I became increasingly distraught as the year continued. Math is not my strongest subject, but I’ve always worked and studied very hard to make up for my lack of talent in that area. Learning that the majority of my studying was meaningless in the face of completely different (and often more difficult) problems was very discouraging. No matter how many detailed notes I took, or extra homework problems I attempted, I barely managed to score above a C on most tests. I only scored higher on our projects, which most of my classmates disliked. I didn’t mind them as much because I could use them to more accurately demonstrate my understanding than on the baffling tests.

At the end of my sophomore year, she announced to the class that she was moving to a new city and thus not teaching again at our school next year. I was privately relieved, but otherwise thought little else of her departure.

It wasn’t until earlier this year when I learned from some old classmates that there was more to the story. Apparently, a large number of my peers became upset with their grades on one of our aforementioned projects and wanted to hear our teacher’s reasoning. (I was unaware of this because for once, I was actually content with my grade and had no desire to change it.) So many students approached her that she said she didn’t have enough time left to listen to all of them, and asked for them to return tomorrow. They agreed to this plan and left.

When they approached her the next day, she informed the group that this day was the end of a marking period and that their project grades were now locked in.
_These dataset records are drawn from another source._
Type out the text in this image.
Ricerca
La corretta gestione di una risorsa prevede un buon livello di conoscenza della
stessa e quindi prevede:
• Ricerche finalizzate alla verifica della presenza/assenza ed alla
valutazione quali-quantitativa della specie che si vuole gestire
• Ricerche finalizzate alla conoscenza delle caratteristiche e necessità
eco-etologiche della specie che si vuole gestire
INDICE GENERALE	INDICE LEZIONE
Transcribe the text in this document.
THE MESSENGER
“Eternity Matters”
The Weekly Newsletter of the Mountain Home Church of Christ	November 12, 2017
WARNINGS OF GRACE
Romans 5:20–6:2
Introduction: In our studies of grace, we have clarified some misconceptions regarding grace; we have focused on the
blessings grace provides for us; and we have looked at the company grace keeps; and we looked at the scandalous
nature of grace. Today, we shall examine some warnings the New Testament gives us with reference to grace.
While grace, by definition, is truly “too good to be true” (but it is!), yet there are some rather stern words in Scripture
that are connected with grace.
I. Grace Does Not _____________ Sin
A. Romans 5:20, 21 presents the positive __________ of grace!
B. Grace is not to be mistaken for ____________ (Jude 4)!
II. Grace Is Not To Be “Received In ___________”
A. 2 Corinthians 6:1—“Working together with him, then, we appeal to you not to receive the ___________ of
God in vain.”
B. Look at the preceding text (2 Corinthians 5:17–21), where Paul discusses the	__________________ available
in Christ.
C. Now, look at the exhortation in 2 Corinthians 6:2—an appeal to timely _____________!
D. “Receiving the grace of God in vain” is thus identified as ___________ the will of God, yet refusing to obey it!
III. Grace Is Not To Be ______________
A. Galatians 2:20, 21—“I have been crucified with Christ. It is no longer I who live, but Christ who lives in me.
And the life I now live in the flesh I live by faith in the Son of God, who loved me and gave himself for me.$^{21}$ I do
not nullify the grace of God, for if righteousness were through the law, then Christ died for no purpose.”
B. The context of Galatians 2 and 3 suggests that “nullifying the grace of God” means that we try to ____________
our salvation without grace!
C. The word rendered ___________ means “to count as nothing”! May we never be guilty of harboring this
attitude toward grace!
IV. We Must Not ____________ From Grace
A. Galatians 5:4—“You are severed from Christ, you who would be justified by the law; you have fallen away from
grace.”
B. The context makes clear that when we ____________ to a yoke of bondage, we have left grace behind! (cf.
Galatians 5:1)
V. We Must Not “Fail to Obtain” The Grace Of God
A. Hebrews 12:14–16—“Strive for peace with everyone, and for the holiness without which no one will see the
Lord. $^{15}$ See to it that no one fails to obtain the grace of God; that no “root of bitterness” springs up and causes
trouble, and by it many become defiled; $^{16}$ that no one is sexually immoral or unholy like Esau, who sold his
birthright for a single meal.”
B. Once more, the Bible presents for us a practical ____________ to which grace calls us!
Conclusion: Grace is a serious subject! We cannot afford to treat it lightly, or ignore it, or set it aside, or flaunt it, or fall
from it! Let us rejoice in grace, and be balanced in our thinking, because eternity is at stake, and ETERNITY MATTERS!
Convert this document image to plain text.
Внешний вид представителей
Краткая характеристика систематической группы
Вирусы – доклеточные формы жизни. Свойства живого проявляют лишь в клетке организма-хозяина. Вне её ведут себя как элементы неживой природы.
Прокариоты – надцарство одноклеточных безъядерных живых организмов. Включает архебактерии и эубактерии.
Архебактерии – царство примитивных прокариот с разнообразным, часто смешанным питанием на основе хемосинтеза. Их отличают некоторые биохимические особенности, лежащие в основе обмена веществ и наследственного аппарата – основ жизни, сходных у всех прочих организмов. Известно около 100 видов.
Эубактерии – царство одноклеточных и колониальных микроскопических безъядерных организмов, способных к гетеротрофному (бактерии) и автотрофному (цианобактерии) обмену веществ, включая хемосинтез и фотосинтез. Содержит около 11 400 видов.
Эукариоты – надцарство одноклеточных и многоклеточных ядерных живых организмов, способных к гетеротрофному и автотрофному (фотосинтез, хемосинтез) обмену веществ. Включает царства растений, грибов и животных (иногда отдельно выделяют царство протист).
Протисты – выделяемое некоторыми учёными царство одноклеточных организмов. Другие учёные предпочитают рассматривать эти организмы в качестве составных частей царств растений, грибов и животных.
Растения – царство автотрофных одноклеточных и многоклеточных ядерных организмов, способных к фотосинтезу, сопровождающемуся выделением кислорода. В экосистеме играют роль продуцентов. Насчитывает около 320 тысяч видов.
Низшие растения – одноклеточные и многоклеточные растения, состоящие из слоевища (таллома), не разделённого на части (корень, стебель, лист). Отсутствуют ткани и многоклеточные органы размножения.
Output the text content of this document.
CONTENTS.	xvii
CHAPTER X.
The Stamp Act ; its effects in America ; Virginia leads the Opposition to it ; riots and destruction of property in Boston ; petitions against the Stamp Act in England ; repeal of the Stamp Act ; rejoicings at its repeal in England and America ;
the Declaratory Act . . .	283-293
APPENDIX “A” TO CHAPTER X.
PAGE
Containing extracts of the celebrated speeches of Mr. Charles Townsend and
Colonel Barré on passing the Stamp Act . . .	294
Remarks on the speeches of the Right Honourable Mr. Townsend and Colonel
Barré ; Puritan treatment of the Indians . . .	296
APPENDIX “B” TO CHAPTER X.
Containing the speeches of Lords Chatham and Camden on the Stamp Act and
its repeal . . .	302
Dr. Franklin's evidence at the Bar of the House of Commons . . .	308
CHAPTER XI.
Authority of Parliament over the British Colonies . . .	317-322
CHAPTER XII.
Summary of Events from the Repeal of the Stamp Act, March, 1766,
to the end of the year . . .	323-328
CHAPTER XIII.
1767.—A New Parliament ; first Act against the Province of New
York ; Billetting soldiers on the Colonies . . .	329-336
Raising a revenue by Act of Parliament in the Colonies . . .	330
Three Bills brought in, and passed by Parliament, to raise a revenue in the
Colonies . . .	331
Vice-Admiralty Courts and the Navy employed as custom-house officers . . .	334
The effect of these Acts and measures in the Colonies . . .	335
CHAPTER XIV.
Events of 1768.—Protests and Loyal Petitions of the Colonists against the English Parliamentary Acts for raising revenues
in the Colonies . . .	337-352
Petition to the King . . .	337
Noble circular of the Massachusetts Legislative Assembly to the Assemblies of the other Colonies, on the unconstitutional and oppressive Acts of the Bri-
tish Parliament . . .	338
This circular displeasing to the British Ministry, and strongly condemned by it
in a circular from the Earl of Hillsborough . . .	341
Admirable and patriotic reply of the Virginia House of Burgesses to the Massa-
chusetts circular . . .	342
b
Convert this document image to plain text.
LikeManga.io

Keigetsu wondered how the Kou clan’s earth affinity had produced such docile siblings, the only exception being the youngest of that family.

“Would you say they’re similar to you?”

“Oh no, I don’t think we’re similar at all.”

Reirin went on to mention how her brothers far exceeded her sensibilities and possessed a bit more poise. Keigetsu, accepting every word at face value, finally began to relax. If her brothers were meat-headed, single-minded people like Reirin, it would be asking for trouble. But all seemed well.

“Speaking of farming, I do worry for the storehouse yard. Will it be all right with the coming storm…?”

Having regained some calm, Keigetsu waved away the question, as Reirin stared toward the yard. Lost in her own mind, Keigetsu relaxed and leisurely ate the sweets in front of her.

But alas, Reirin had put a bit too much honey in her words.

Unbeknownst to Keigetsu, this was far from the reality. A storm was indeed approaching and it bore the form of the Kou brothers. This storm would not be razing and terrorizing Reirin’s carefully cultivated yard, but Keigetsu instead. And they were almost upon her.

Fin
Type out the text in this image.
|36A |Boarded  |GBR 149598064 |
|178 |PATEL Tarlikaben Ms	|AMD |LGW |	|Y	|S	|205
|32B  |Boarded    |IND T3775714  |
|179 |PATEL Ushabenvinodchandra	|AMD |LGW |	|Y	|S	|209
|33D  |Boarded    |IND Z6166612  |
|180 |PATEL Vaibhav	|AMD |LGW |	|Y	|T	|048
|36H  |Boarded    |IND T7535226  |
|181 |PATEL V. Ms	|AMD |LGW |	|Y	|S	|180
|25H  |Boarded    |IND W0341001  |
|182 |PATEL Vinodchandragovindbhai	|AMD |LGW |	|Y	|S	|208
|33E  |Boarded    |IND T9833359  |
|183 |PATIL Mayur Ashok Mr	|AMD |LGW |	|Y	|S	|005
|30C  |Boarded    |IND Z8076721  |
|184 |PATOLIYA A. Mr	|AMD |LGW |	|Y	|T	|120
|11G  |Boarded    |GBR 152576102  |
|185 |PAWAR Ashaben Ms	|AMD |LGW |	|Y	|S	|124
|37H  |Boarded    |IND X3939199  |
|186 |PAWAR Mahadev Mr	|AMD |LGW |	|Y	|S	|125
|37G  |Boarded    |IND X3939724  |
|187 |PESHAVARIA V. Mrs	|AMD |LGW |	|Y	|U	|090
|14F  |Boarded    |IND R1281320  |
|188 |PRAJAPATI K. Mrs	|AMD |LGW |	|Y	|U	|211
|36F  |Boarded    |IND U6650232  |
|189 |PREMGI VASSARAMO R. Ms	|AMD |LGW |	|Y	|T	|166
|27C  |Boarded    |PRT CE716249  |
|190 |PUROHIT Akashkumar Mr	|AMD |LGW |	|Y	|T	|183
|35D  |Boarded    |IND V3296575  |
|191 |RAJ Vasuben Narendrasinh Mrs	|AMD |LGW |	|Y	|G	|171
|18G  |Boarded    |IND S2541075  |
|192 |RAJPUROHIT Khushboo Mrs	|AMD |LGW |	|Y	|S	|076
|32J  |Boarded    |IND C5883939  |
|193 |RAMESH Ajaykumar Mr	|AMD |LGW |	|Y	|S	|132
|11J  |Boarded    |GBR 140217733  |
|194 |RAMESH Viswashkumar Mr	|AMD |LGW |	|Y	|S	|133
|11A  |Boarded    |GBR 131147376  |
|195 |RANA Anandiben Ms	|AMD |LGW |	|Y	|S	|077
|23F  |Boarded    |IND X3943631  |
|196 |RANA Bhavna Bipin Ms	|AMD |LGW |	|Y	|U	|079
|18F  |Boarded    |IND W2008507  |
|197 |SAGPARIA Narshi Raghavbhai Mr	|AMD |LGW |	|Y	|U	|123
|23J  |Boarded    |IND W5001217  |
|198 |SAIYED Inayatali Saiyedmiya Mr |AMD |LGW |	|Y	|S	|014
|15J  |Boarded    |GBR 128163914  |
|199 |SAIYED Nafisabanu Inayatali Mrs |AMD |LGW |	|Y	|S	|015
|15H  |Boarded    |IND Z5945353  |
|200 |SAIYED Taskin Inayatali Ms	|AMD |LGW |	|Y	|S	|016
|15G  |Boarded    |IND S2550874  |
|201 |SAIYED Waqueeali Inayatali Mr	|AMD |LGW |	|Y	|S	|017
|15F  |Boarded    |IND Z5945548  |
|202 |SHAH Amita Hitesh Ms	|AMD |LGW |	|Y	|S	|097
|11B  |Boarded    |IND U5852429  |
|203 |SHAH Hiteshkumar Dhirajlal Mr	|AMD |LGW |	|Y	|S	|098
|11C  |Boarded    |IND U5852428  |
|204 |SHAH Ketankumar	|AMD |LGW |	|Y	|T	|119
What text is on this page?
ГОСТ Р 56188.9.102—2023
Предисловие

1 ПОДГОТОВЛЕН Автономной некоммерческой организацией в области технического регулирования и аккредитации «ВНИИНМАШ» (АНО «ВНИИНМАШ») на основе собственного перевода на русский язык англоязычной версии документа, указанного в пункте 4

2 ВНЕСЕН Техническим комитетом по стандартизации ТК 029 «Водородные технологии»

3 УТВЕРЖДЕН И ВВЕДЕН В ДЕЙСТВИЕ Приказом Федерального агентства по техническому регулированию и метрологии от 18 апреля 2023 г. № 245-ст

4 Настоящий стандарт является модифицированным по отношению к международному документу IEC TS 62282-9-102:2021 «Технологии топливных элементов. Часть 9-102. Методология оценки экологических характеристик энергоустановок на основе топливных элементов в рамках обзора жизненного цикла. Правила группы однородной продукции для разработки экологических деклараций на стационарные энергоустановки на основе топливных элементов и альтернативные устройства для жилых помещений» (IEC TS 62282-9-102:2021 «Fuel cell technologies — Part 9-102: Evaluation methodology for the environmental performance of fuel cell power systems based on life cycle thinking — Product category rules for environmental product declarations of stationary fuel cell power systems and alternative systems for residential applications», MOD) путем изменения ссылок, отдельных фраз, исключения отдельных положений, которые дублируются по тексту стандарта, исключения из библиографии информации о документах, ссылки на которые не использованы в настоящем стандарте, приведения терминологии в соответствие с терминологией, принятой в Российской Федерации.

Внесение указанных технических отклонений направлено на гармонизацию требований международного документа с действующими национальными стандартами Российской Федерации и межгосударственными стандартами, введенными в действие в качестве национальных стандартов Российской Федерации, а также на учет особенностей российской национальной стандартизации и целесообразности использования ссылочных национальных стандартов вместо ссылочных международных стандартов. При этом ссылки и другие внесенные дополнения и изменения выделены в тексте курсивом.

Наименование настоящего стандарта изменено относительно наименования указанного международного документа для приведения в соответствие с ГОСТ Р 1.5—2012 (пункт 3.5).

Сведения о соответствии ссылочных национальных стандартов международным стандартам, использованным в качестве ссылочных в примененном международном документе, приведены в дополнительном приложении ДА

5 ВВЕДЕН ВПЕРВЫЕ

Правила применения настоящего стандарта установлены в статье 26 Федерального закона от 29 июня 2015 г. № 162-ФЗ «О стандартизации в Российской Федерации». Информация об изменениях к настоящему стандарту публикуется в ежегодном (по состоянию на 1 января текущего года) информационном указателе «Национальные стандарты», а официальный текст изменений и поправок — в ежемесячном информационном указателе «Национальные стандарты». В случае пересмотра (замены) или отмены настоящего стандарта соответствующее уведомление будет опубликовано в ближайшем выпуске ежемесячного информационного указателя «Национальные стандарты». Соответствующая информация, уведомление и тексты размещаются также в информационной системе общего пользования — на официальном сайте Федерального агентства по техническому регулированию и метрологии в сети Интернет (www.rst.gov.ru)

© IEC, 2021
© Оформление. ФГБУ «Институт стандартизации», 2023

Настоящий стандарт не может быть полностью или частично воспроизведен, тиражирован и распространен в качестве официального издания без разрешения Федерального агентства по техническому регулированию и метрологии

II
She couldn’t change them anymore.

Understandably, my classmates were ticked. This incident set off a series of events that snowballed into a meeting in the school auditorium with administrators. Students and their parents finally aired all of their complaints towards our teacher, both regarding this specific incident and what had been occurring in class all year.

The end result was that our teacher was asked to leave at the end of the year and seek a job elsewhere. While learning this knowledge hasn’t undone all the damage from that year, it has made my frustration feel both validated and recompensed in some sense. If she is still teaching, I hope she is doing well for herself and that she changed her teaching methods after that experience.